I picked up this book because I'm a sucker for two things (that I'm going to mention anyway). One, I'm an unreformed comic book kid and, two, I love alternate points of view. I have always been attracted to things which treat the status-quo from a slightly different angle. In the end, though, I am left feeling conflicted. On the one hand, it was a fun read, but on the other hand I think it fell well short of its potential.
What we have here is essentially a prose comic book, with the narration alternating between the villain and one of the heroes. The interesting bit, of course, is that Grossman is working with entirely new characters. It's not as though he was looking at a series and funneling it into a novel, which has been done without success so far as I've seen. Instead, he presents an Earth seemingly bursting with super-powered humans, aliens, and robots. There is a celebrity culture about many of them, and one even has an agent. It's almost treated like a career choice, as several of the heroes are powered by chemical or mechanical implants. It's a total geek scenario to imagine that anyone of of us could manufacture our own origin story and become a superpowered version of ourselves, but entertaining nonetheless (I would be Gravitron, by the way, master of the unseen force of attraction).

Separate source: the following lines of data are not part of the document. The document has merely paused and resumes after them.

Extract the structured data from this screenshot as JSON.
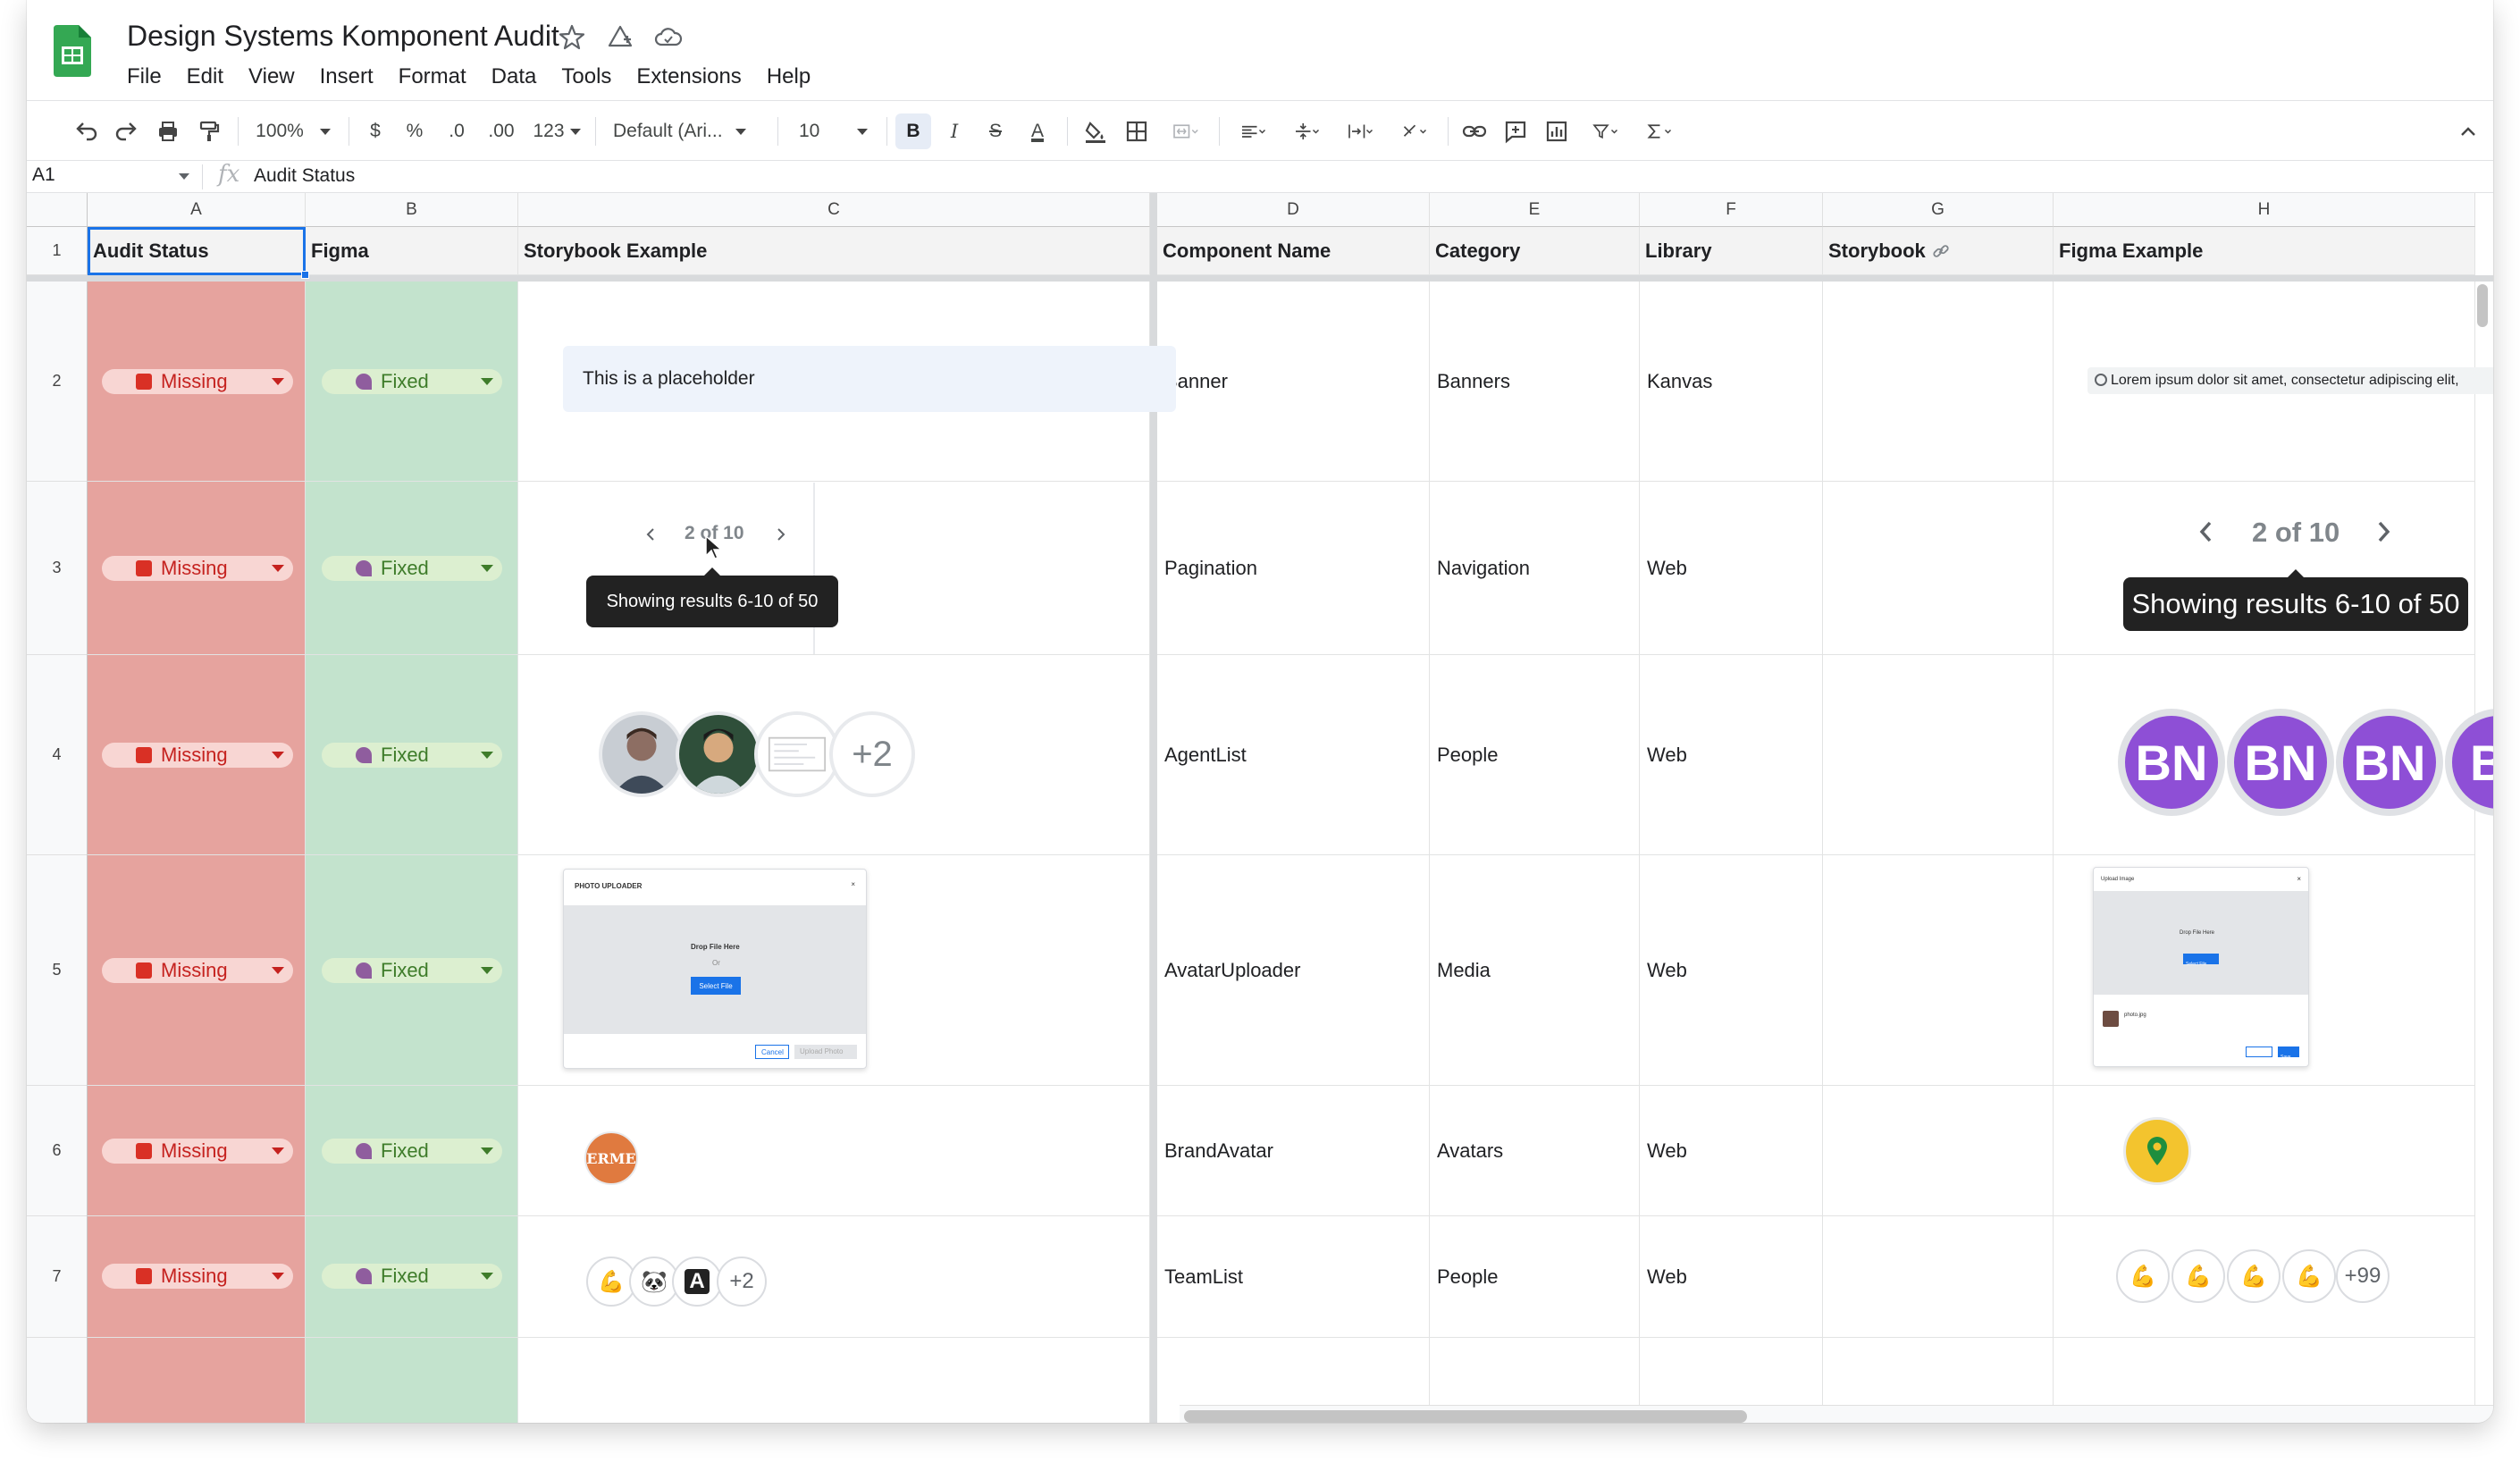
{
  "app": {
    "doc_title": "Design Systems Komponent Audit",
    "menu": [
      "File",
      "Edit",
      "View",
      "Insert",
      "Format",
      "Data",
      "Tools",
      "Extensions",
      "Help"
    ]
  },
  "toolbar": {
    "zoom": "100%",
    "currency": "$",
    "percent": "%",
    "decrease_decimal": ".0",
    "increase_decimal": ".00",
    "number_format": "123",
    "font": "Default (Ari...",
    "font_size": "10",
    "bold": "B",
    "italic": "I",
    "strike": "S",
    "text_color": "A"
  },
  "formula_bar": {
    "cell_ref": "A1",
    "fx": "fx",
    "value": "Audit Status"
  },
  "columns": [
    "A",
    "B",
    "C",
    "D",
    "E",
    "F",
    "G",
    "H"
  ],
  "rows": [
    "1",
    "2",
    "3",
    "4",
    "5",
    "6",
    "7"
  ],
  "headers": {
    "audit_status": "Audit Status",
    "figma": "Figma",
    "storybook_example": "Storybook Example",
    "component_name": "Component Name",
    "category": "Category",
    "library": "Library",
    "storybook": "Storybook",
    "figma_example": "Figma Example"
  },
  "status": {
    "missing": "Missing",
    "fixed": "Fixed"
  },
  "components": [
    {
      "name": "Banner",
      "category": "Banners",
      "library": "Kanvas"
    },
    {
      "name": "Pagination",
      "category": "Navigation",
      "library": "Web"
    },
    {
      "name": "AgentList",
      "category": "People",
      "library": "Web"
    },
    {
      "name": "AvatarUploader",
      "category": "Media",
      "library": "Web"
    },
    {
      "name": "BrandAvatar",
      "category": "Avatars",
      "library": "Web"
    },
    {
      "name": "TeamList",
      "category": "People",
      "library": "Web"
    }
  ],
  "previews": {
    "banner_text": "This is a placeholder",
    "figma_banner_text": "Lorem ipsum dolor sit amet, consectetur adipiscing elit,",
    "pager_text": "2 of 10",
    "tooltip": "Showing results 6-10 of 50",
    "avatar_more": "+2",
    "bn": "BN",
    "bn_partial": "B",
    "uploader_title": "PHOTO UPLOADER",
    "drop_text": "Drop File Here",
    "or_text": "Or",
    "select_file": "Select File",
    "cancel": "Cancel",
    "upload_photo": "Upload Photo",
    "figma_uploader_title": "Upload Image",
    "figma_file": "photo.jpg",
    "figma_save": "Save",
    "brand_text": "ERME",
    "team_more": "+2",
    "team_more_figma": "+99",
    "team_letter": "A"
  },
  "colors": {
    "missing_bg": "#e6a39e",
    "fixed_bg": "#c3e3cd",
    "selection": "#1a73e8",
    "avatar_purple": "#8e4fd6"
  }
}
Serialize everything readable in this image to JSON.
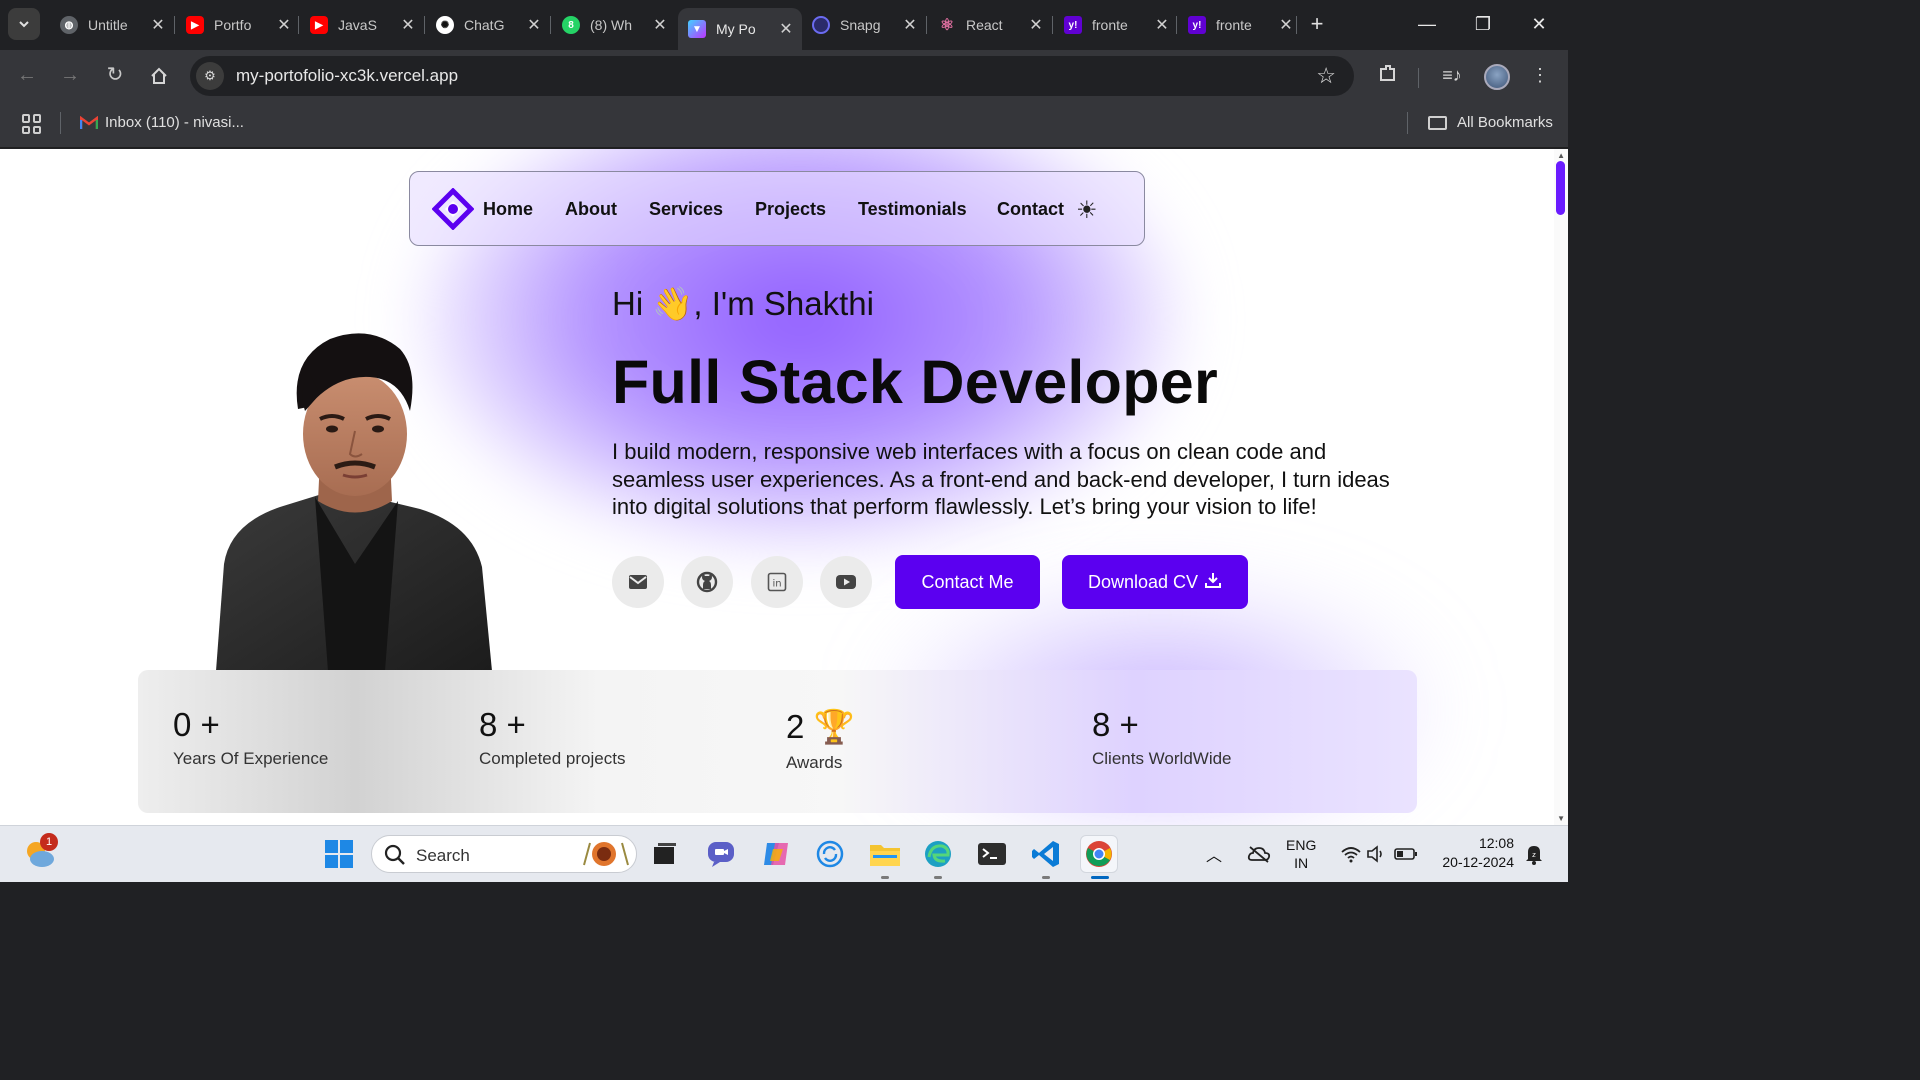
{
  "browser": {
    "tabs": [
      {
        "title": "Untitle",
        "favicon_color": "#5f6368"
      },
      {
        "title": "Portfo",
        "favicon_color": "#ff0000"
      },
      {
        "title": "JavaS",
        "favicon_color": "#ff0000"
      },
      {
        "title": "ChatG",
        "favicon_color": "#ffffff"
      },
      {
        "title": "(8) Wh",
        "favicon_color": "#25d366"
      },
      {
        "title": "My Po",
        "favicon_color": "#8b5cf6"
      },
      {
        "title": "Snapg",
        "favicon_color": "#5b5bd6"
      },
      {
        "title": "React",
        "favicon_color": "#e06fa0"
      },
      {
        "title": "fronte",
        "favicon_color": "#6001d2"
      },
      {
        "title": "fronte",
        "favicon_color": "#6001d2"
      }
    ],
    "active_tab_index": 5,
    "url": "my-portofolio-xc3k.vercel.app",
    "bookmarks": {
      "gmail_label": "Inbox (110) - nivasi...",
      "all_bookmarks_label": "All Bookmarks"
    }
  },
  "site": {
    "nav": [
      "Home",
      "About",
      "Services",
      "Projects",
      "Testimonials",
      "Contact"
    ],
    "theme_icon": "sun-icon",
    "greeting": "Hi 👋, I'm Shakthi",
    "headline": "Full Stack Developer",
    "bio": "I build modern, responsive web interfaces with a focus on clean code and seamless user experiences. As a front-end and back-end developer, I turn ideas into digital solutions that perform flawlessly. Let’s bring your vision to life!",
    "social_icons": [
      "mail-icon",
      "github-icon",
      "linkedin-icon",
      "youtube-icon"
    ],
    "contact_button": "Contact Me",
    "download_button": "Download CV",
    "stats": [
      {
        "value": "0 +",
        "label": "Years Of Experience"
      },
      {
        "value": "8 +",
        "label": "Completed projects"
      },
      {
        "value": "2 🏆",
        "label": "Awards"
      },
      {
        "value": "8 +",
        "label": "Clients WorldWide"
      }
    ],
    "accent_color": "#5b00f0"
  },
  "taskbar": {
    "search_label": "Search",
    "language": "ENG",
    "region": "IN",
    "time": "12:08",
    "date": "20-12-2024",
    "weather_badge": "1"
  }
}
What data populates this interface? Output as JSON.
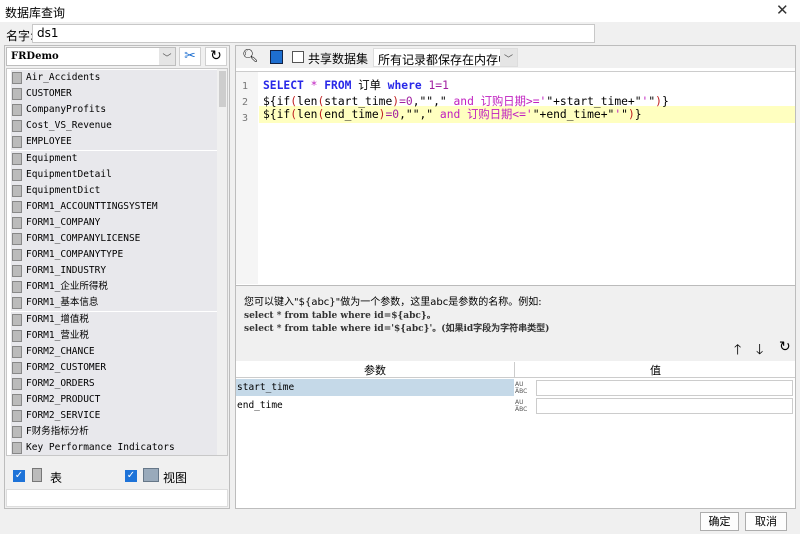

The villain, one Doctor Impossible, is much more interesting as a narrator than Fatale, the cyborg hero. He has a slightly ironic, tongue-in-cheek voice when he ruminates over the course of his life. He frequently discusses the futility of being a super-villain, but almost approaches it with an 'it's a dirty job, but someone's got to do it' attitude. He remembers fondly some of his best schemes which just didn't come off, everything from time travel to a giant city-smashing robot (robots are kind of his thing). It's during these meditations, however, that I think Grossman really missed an opportunity to do something great.